El Internet del Aire Limpio

Published by Telefónica IoT Team IoT General, Industry, Smart Cities

El problema de la contaminación urbana se ha vuelto acuciante para las ciudades que tienen más dificultades para controlar sus emisiones y, como consecuencia, está en juego la salud de millones de personas. La Organización Mundial de la Salud (OMS), dependiente de la ONU, estima que 8,2 millones de personas mueren cada año a causa de la contaminación, causando las dos terceras partes de las muertes por entornos insalubres. Margaret Chan, Directora General de la OMS lo resume de la siguiente manera: “los entornos saludables conllevan que haya poblaciones más sanas”. Es así de simple.

Como suele ocurrir, se intenta buscar maneras de que la tecnología resuelva (o al menos mitigue) el problema. El IoT se usa en general como un facilitador de soluciones complejas y para automatización de tareas con un elevado nivel de trabajo manual. Muchas veces el propósito del IoT no consiste sólo en mejorar lo ya existente, sino en crear, casi desde cero, sistemas nuevos para recopilar datos y extraer las conclusiones más relevantes.

La gente se organiza y actúa a través del crowdsourcing

Hace un par de años hablamos de un proyecto interesante de calidad atmosférica llamado Clarity. Consiste en un sensor con forma de llavero que puedes llevar en cualquier parte, desarrollado conjuntamente por ingenieros de Harvard y Berkeley.  Clarity usa la conexión del móvil para compartir los datos recopilados por el sensor de manera anónima y crear mapas de calidad del aire. Ha sido diseñado para ser usado en entornos urbanos muy contaminados como las grandes urbes de México, China o India, donde expertos de la OMS han calificado algunos episodios de contaminación extrema como “similares a un invierno nuclear”.

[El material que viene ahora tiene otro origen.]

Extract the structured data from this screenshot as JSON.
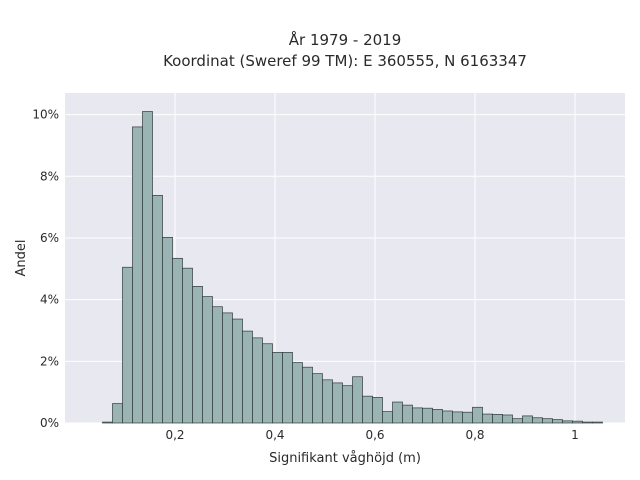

Otra iniciativa es el Air Quality Egg, un sensor ovoide, que comenzó como una iniciativa en Kickstarter y se ha convertido en un producto comercial. Este proyecto tiene un marcado carácter open source y colaborativo. Los datos que recopila el sensor (monóxido de carbono y dióxido de nitrógeno) se transmiten vía WiFi y son compartidos con cualquier usuario que consulte sobre la calidad del aire registrada por un “huevo” en particular.

Otro ejemplo es Plume Labs, que ha creado una app que genera informes sobre calidad del aire con previsiones para ayudar a que los usuarios sepan que zonas contaminadas deben evitar. Han experimentado además con una bandada de palomas conectadas por IoT (a la que han bautizado como la Pigeon Air Patrol) para que volara sobre Londres y alrededores registrando los niveles de ozono, compuestos volátiles o dióxido de nitrógeno. La experiencia ha servido además para concienciar a los londinenses sobre el peligro invisible que supone la contaminación del aire.

Sin salir de Londres encontramos el proyecto BuggyAir, que  requiere de la ayuda de madres y sus hijos: se recurre a dispositivos IoT instalados en los carritos de bebe para determinar la calidad del aire. Mediante GPS y acelerómetros, se registra de manera precisa su geolocalización y si el bebé está siendo paseado o está a bordo de un vehículo. La información se descarga de manera programada para generar mapas dinámicos sobre la calidad atmosférica, ayudando a los investigadores a estudiar patrones de contaminación. De esta manera, proporcionan a los padres datos relevantes sobre “zonas calientes” donde aumenta la contaminación y que por tanto deben evitarse cuando se va con los niños. Otras iniciativas de wearables, como la startup Tzoa, proporcionan información adicional como, por ejemplo, el nivel de exposición ultravioleta.

La calidad del aire, un desafío para las Smart Cities

Las Smart Cities también pueden liderar iniciativas de aire limpio. La empresa israelí Breezometer ofrece a las Smart Cities una plataforma big data basada en algoritmos que combinan información procedente de imágenes vía satélite, datos meteorológicos, datos del tráfico, datos de las estaciones meteorológicas y los datos de los mapas GIS para ofrecer una solución completa. A través de esta información y gracias a un algoritmo de dispersión que se actualiza cada hora, la plataforma Breezometer proporciona a los responsables información fidedigna en tiempo real. Esto permite informar a los ciudadanos y tomar decisiones coherentes para preservar la mejor calidad del aire posible.